In ‘Underground Pride’, a short corporate documentary released by the Hong Kong Mass Transit Railway Corporation in 1990, the transport “monopoly” explains how its system changed the way the people of Hong Kong would travel forever.
It’s true that the soundtrack takes one back to a time of hazy vigilante films starring Charles Bronson or Clint Eastwood, but the message is timeless ¬– things will be better for commuters in the future because of the MTR.
At the time of the documentary’s release, commuters were desperately in need of a new mode of transportation. Our trusty narrator is quick to inform us that roughly 1,000 double-decker buses and 500 ferries would be needed to move people around the city in place of the MTR. Can you imagine what a nightmare getting around Hong Kong would be like today, nearly 25 years later with our fast growing population?
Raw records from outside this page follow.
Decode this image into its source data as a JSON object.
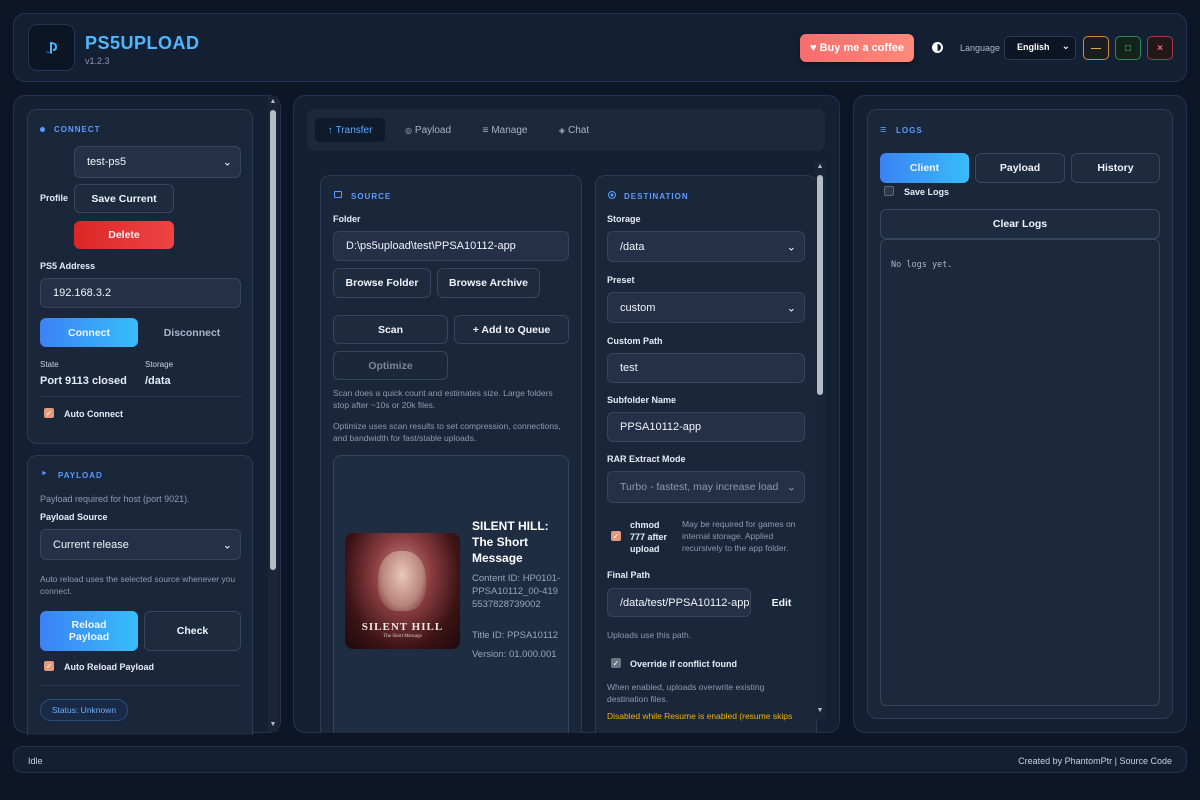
{
  "app": {
    "title": "PS5UPLOAD",
    "version": "v1.2.3"
  },
  "header": {
    "coffee_label": "♥ Buy me a coffee",
    "language_label": "Language",
    "language_value": "English",
    "win_min": "—",
    "win_max": "□",
    "win_close": "×"
  },
  "connect": {
    "title": "CONNECT",
    "profile_label": "Profile",
    "profile_value": "test-ps5",
    "save_current": "Save Current",
    "delete": "Delete",
    "address_label": "PS5 Address",
    "address_value": "192.168.3.2",
    "connect_btn": "Connect",
    "disconnect_btn": "Disconnect",
    "state_label": "State",
    "state_value": "Port 9113 closed",
    "storage_label": "Storage",
    "storage_value": "/data",
    "auto_connect": "Auto Connect"
  },
  "payload": {
    "title": "PAYLOAD",
    "required_note": "Payload required for host (port 9021).",
    "source_label": "Payload Source",
    "source_value": "Current release",
    "auto_reload_note": "Auto reload uses the selected source whenever you connect.",
    "reload_btn": "Reload Payload",
    "check_btn": "Check",
    "auto_reload_label": "Auto Reload Payload",
    "status_badge": "Status: Unknown"
  },
  "tabs": [
    {
      "icon": "↑",
      "label": "Transfer"
    },
    {
      "icon": "◎",
      "label": "Payload"
    },
    {
      "icon": "≡",
      "label": "Manage"
    },
    {
      "icon": "◈",
      "label": "Chat"
    }
  ],
  "source": {
    "title": "SOURCE",
    "folder_label": "Folder",
    "folder_value": "D:\\ps5upload\\test\\PPSA10112-app",
    "browse_folder": "Browse Folder",
    "browse_archive": "Browse Archive",
    "scan": "Scan",
    "add_queue": "+ Add to Queue",
    "optimize": "Optimize",
    "scan_note": "Scan does a quick count and estimates size. Large folders stop after ~10s or 20k files.",
    "optimize_note": "Optimize uses scan results to set compression, connections, and bandwidth for fast/stable uploads.",
    "game": {
      "cover_title": "SILENT HILL",
      "cover_sub": "The Short Message",
      "title": "SILENT HILL: The Short Message",
      "content_id": "Content ID: HP0101-PPSA10112_00-4195537828739002",
      "title_id": "Title ID: PPSA10112",
      "version": "Version: 01.000.001"
    }
  },
  "destination": {
    "title": "DESTINATION",
    "storage_label": "Storage",
    "storage_value": "/data",
    "preset_label": "Preset",
    "preset_value": "custom",
    "custom_path_label": "Custom Path",
    "custom_path_value": "test",
    "subfolder_label": "Subfolder Name",
    "subfolder_value": "PPSA10112-app",
    "rar_label": "RAR Extract Mode",
    "rar_value": "Turbo - fastest, may increase load",
    "chmod_label": "chmod 777 after upload",
    "chmod_note": "May be required for games on internal storage. Applied recursively to the app folder.",
    "final_path_label": "Final Path",
    "final_path_value": "/data/test/PPSA10112-app",
    "edit_btn": "Edit",
    "uploads_note": "Uploads use this path.",
    "override_label": "Override if conflict found",
    "override_note": "When enabled, uploads overwrite existing destination files.",
    "warning": "Disabled while Resume is enabled (resume skips"
  },
  "logs": {
    "title": "LOGS",
    "tabs": [
      "Client",
      "Payload",
      "History"
    ],
    "save_logs": "Save Logs",
    "clear": "Clear Logs",
    "empty": "No logs yet."
  },
  "footer": {
    "status": "Idle",
    "credits": "Created by PhantomPtr | Source Code"
  },
  "colors": {
    "accent": "#4fb8ff",
    "section": "#5a9cff",
    "danger": "#ef4444",
    "warning": "#f5b301"
  }
}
“The railway has become so essential to the city’s well being that it’s been said that Hong Kong without it is now hardly conceivable,” the documentary explains.
No truer words have been said. With the fitting motto of ‘Caring for Life’s Journey’, the city would fall to pieces without the MTR. We know our lives would be in shambles, and much sweatier!
Lets hope the system never falls apart, or the Silent Majority’s ridiculous apocalypse theory could become a reality!